La nostra massima paura è perdere
ciò che ci contraddistingue: il nostro io, la nostra individualità, la nostra
identità. Per noi questa è la morte. Anche se rimanessimo in vita, ma
perdessimo la coscienza, sarebbe comunque la morte.
Siamo così attaccati alla nostra identità che il successo
delle religioni dipende dal fatto che ci promettono la sopravvivenza individuale dopo la morte.
Però dall’Oriente ci viene un’altra idea: che la fine dell’individualità
non sia la fine di tutto, ma l’acquisizione di una libertà priva di vincoli.

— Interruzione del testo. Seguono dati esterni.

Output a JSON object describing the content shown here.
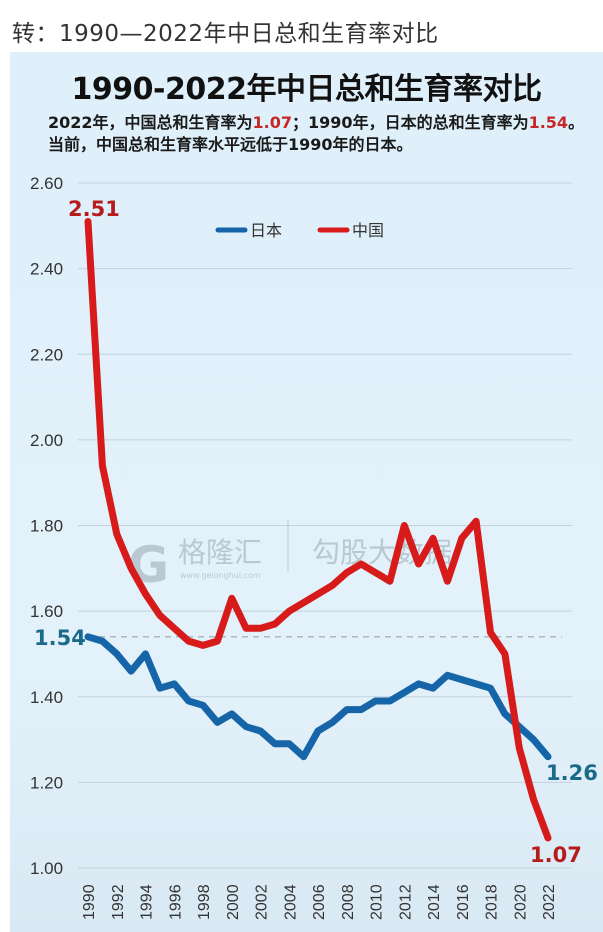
{
  "repost_header": "转：1990—2022年中日总和生育率对比",
  "panel": {
    "title": "1990-2022年中日总和生育率对比",
    "subtitle_parts": [
      "2022年，中国总和生育率为",
      "1.07",
      "；1990年，日本的总和生育率为",
      "1.54",
      "。当前，中国总和生育率水平远低于1990年的日本。"
    ],
    "watermarks": [
      "格隆汇",
      "www.gelonghui.com",
      "勾股大数据"
    ]
  },
  "colors": {
    "japan": "#1565a8",
    "china": "#d71a1a",
    "japan_label": "#1a6a8a",
    "china_label": "#b71c1c",
    "background": "#e0f0fa"
  },
  "chart_data": {
    "type": "line",
    "title": "1990-2022年中日总和生育率对比",
    "xlabel": "",
    "ylabel": "",
    "ylim": [
      1.0,
      2.6
    ],
    "yticks": [
      "2.60",
      "2.40",
      "2.20",
      "2.00",
      "1.80",
      "1.60",
      "1.40",
      "1.20",
      "1.00"
    ],
    "xticks": [
      "1990",
      "1992",
      "1994",
      "1996",
      "1998",
      "2000",
      "2002",
      "2004",
      "2006",
      "2008",
      "2010",
      "2012",
      "2014",
      "2016",
      "2018",
      "2020",
      "2022"
    ],
    "grid": true,
    "legend_position": "top-center",
    "x": [
      1990,
      1991,
      1992,
      1993,
      1994,
      1995,
      1996,
      1997,
      1998,
      1999,
      2000,
      2001,
      2002,
      2003,
      2004,
      2005,
      2006,
      2007,
      2008,
      2009,
      2010,
      2011,
      2012,
      2013,
      2014,
      2015,
      2016,
      2017,
      2018,
      2019,
      2020,
      2021,
      2022
    ],
    "series": [
      {
        "name": "日本",
        "values": [
          1.54,
          1.53,
          1.5,
          1.46,
          1.5,
          1.42,
          1.43,
          1.39,
          1.38,
          1.34,
          1.36,
          1.33,
          1.32,
          1.29,
          1.29,
          1.26,
          1.32,
          1.34,
          1.37,
          1.37,
          1.39,
          1.39,
          1.41,
          1.43,
          1.42,
          1.45,
          1.44,
          1.43,
          1.42,
          1.36,
          1.33,
          1.3,
          1.26
        ]
      },
      {
        "name": "中国",
        "values": [
          2.51,
          1.94,
          1.78,
          1.7,
          1.64,
          1.59,
          1.56,
          1.53,
          1.52,
          1.53,
          1.63,
          1.56,
          1.56,
          1.57,
          1.6,
          1.62,
          1.64,
          1.66,
          1.69,
          1.71,
          1.69,
          1.67,
          1.8,
          1.71,
          1.77,
          1.67,
          1.77,
          1.81,
          1.55,
          1.5,
          1.28,
          1.16,
          1.07
        ]
      }
    ],
    "annotations": [
      {
        "text": "2.51",
        "series": "中国",
        "x": 1990
      },
      {
        "text": "1.54",
        "series": "日本",
        "x": 1990,
        "note": "dashed reference line at 1.54"
      },
      {
        "text": "1.26",
        "series": "日本",
        "x": 2022
      },
      {
        "text": "1.07",
        "series": "中国",
        "x": 2022
      }
    ],
    "reference_line": {
      "y": 1.54,
      "style": "dashed"
    }
  }
}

In
tal senso si parla di liberazione.
La nostra coscienza, liberata da speranze, desideri e paure,
cioè dal senso dell’io, si allarga all’infinito e contiene il mondo intero.
Contrariamente
all’etimologia comune (individuus =
non diviso), l’individuo è diviso sia dagli altri sia al proprio interno - è il
regno della dualità, tanto che il contrario dell’individualità è la non-dualità.
In ognuno di noi alberga non un’identità fissa e unica, ma una molteplicità
cangiante. L’io è sempre diviso ed è un campo di impulsi contrari.
Il
problema è che ciò che noi conosciamo non è ciò che conosce: abbiamo sempre un’idea
sbagliata della nostra identità. Colui che conosce non è l’io che crediamo di
conoscere, ma il testimone a priori. Quella è la nostra vera identità, qualcosa
che non sta affatto entro i limiti del conosciuto. Ed è con lei che dovremmo familiarizzarci.